National Grid on its website says it conducted outreach to local businesses and residents who lived along the pipeline’s path prior to and during construction. DPS hosted in-person and remote public hearings on National Grid’s pipeline proposal in 2016, and more recently, held hearings on upgrades to the Greenpoint facility — as did DEC, which in March hosted three nights of public hearings on the same topic.
DPS also solicited written comments on the company’s proposal, collecting more than 8,000, according to agency spokesperson James Denn.
Still, many residents of the neighborhood dispute that they were adequately informed of construction plans involving the pipeline specifically.
“We need to make sure that our people are informed and our people have a choice,” said Maritza Henriquez, a Williamsburg resident and member of the Frack Outta BK Coalition. “The Black and brown residents of Brooklyn, had we known about what was happening in our communities, we would’ve said ‘Hell no’ to the fracked gas pipeline.”
A $4.89 Bill Hike
The Public Service Commission earlier this month approved a rate hike for National Grid customers in New York City and Long Island, in part to pay for the pipeline and other infrastructure upgrades designed to meet growing energy needs and increase reliability. Customers will initially see a jump of an average of $4.89 per month on their gas bills.
DPS determined the projects did not disproportionately burden disadvantaged communities — “contrary to the claims of certain opponents,” agency Administrative Law Judge James Costello said at the time — nor did it run afoul of a state climate law that mandates emissions cuts.
In an email, Denn underscored the DPS’ commitment to “environmental justice, promoting community equity, and minimizing community siting impacts to the fullest extent possible.”
“All permitting entities, including New York City, determined the pipeline project complied with all applicable laws and regulations,” he added.

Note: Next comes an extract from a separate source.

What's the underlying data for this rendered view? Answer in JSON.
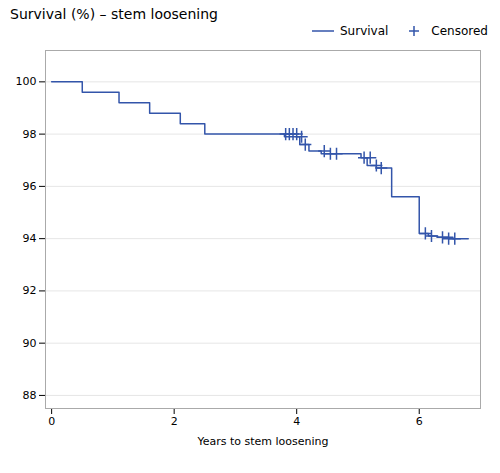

The letter to the feds also targets the state Department of Environmental Conservation, asserting the agency wrongly didn’t oppose the construction of the pipeline.
The groups also contend that the DEC’s finding that National Grid’s infrastructure upgrades wouldn’t pose a significant environmental impact to the nearby community is flawed, because the environmental agency only considered upgrades the company would make to its facility in Greenpoint, separate from the pipeline routed through the neighborhoods to its south.
A spokesperson for the state Department of Environmental Protection, Jeff Wernick, disputed those claims.
“DEC subjects all applications for environmental permits to a transparent and rigorous review process that encourages public input at every step and includes review of all public comments,” said Wernick. “DEC also carefully reviews all applicable federal and state standards to ensure the agency’s decision is protective of public health and the environment, upholds environmental justice and fairness, and meets the applicable standards.”